Responding to explosive revelations about the routine targeting of journalists by the police in Northern Ireland made today at the Royal Courts of Justice, Patrick Corrigan, Amnesty International’s Northern Ireland Director said:


Today’s evidence is explosive. The Investigatory Powers Tribunal has received written evidence from Durham Constabulary which points to the PSNI undertaking routine, six-monthly, industrial-scale spying operations against those it considered to be ‘trouble-making journalists’.

“This is a chilling revelation that has only emerged through lengthy court proceedings.

“That such clearly unlawful acts appear to have been custom and practice in the PSNI would demonstrate a complete contempt for the principle of press freedom.
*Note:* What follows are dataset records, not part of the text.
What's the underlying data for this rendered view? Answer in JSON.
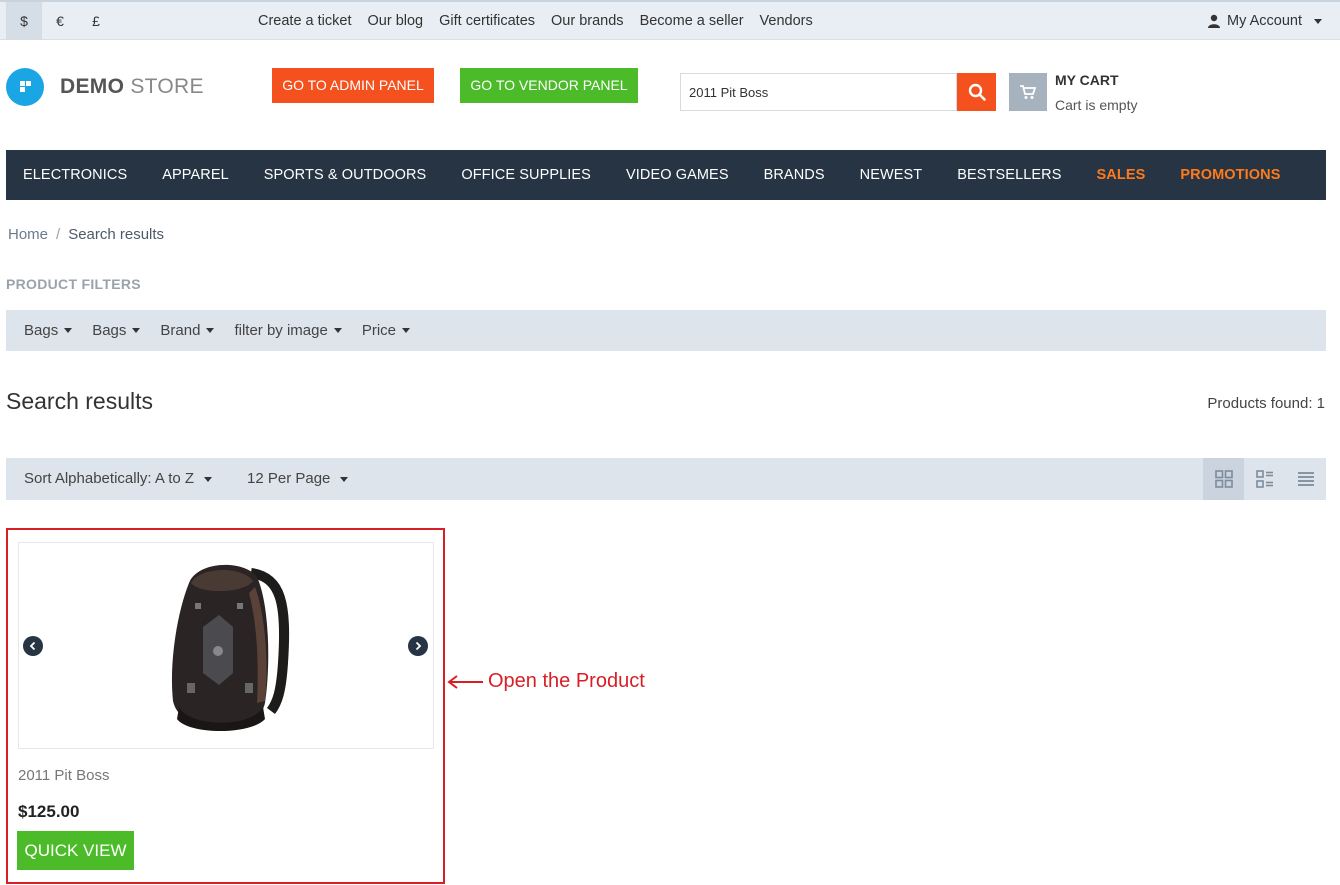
{
  "topbar": {
    "currencies": [
      "$",
      "€",
      "£"
    ],
    "links": [
      "Create a ticket",
      "Our blog",
      "Gift certificates",
      "Our brands",
      "Become a seller",
      "Vendors"
    ],
    "account": "My Account"
  },
  "header": {
    "logo_bold": "DEMO",
    "logo_light": "STORE",
    "admin_button": "GO TO ADMIN PANEL",
    "vendor_button": "GO TO VENDOR PANEL",
    "search_value": "2011 Pit Boss",
    "cart_title": "MY CART",
    "cart_status": "Cart is empty"
  },
  "nav": {
    "items": [
      "ELECTRONICS",
      "APPAREL",
      "SPORTS & OUTDOORS",
      "OFFICE SUPPLIES",
      "VIDEO GAMES",
      "BRANDS",
      "NEWEST",
      "BESTSELLERS"
    ],
    "highlight_items": [
      "SALES",
      "PROMOTIONS"
    ]
  },
  "breadcrumb": {
    "home": "Home",
    "separator": "/",
    "current": "Search results"
  },
  "filters": {
    "title": "PRODUCT FILTERS",
    "items": [
      "Bags",
      "Bags",
      "Brand",
      "filter by image",
      "Price"
    ]
  },
  "results": {
    "title": "Search results",
    "found": "Products found: 1",
    "sort": "Sort Alphabetically: A to Z",
    "per_page": "12 Per Page"
  },
  "product": {
    "name": "2011 Pit Boss",
    "price": "$125.00",
    "quick_view": "QUICK VIEW"
  },
  "annotation": {
    "text": "Open the Product"
  },
  "colors": {
    "accent_orange": "#f4511e",
    "accent_green": "#4cbb2a",
    "nav_bg": "#263444",
    "highlight_red": "#d81f26"
  }
}
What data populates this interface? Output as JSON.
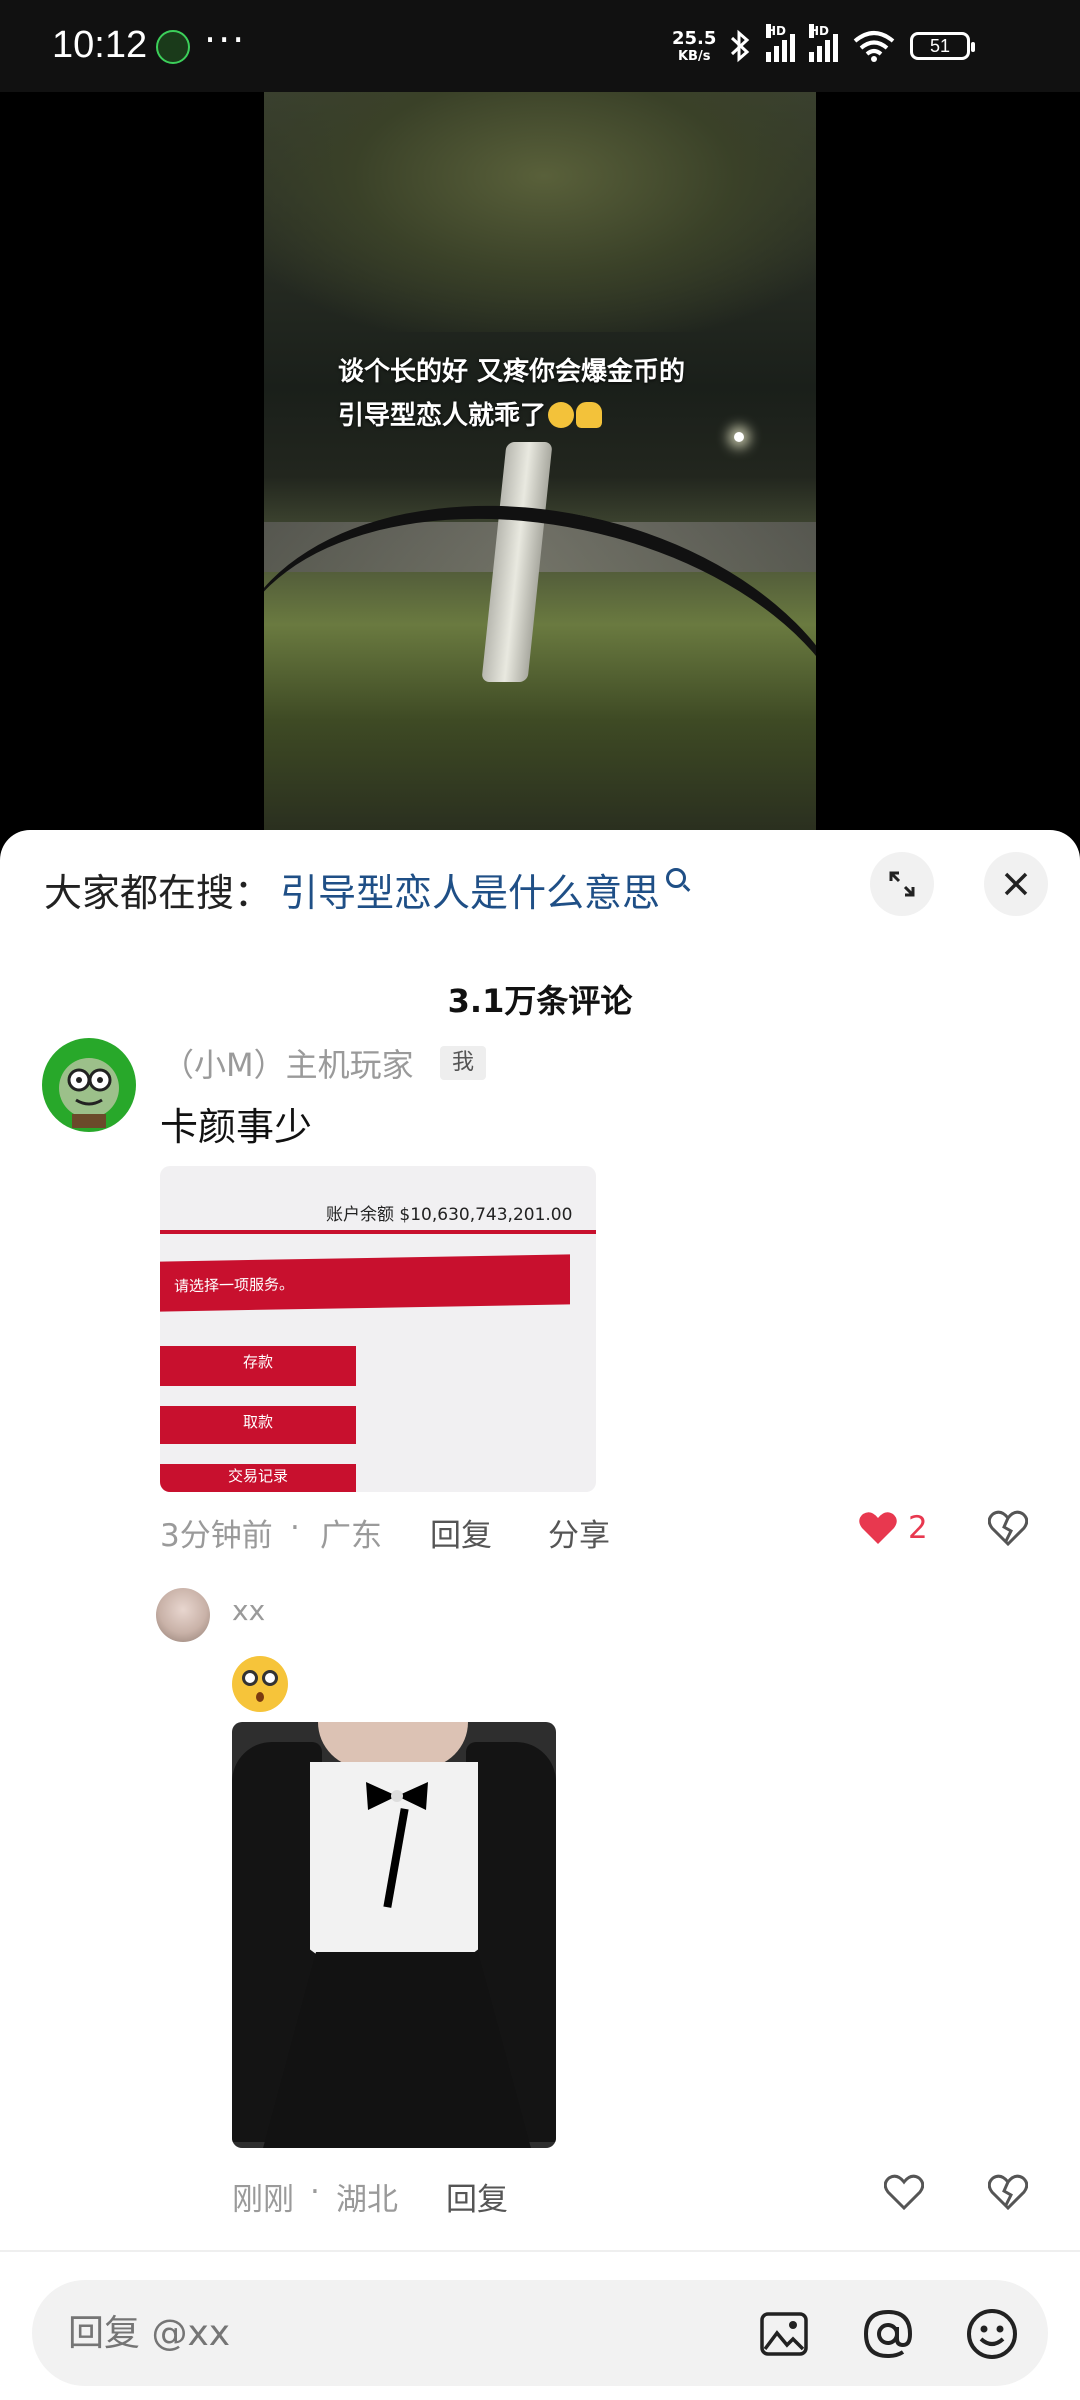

There must now be full accountability.

“It is time for the Chief Constable to come clean about the extent of police spying operations against journalists, lawyers and others.

“Meanwhile, we would urge all journalists in Northern Ireland who suspect they may have been among those targeted by the PSNI for covert surveillance to lodge complaints with the Investigatory Powers Tribunal urgently.”


The Investigatory Powers Tribunal (IPT) was examining a complaint by two Northern Ireland journalists who asked it to find out whether police used intrusive surveillance powers against them. The journalists, Trevor Birney and Barry McCaffrey, were arrested in 2018 in connection to their work investigating the 1994 Loughinisland massacre.

The pair filed a complaint with the IPT after a court in Belfast ruled the 2018 search warrants and arrests were unlawful.  Last year, it emerged that the tribunal had discovered the PSNI had previously accessed Mr McCaffrey’s phone while he was investigating potential corruption in the force. Further disclosures by the police to the Tribunal have revealed further incidents of police surveillance.

Last week, lawyers acting for the BBC also wrote to the IPT about the alleged police surveillance of one of its former journalists, Vincent Kearney, following disclosures by the PSNI to the Tribunal earlier this year.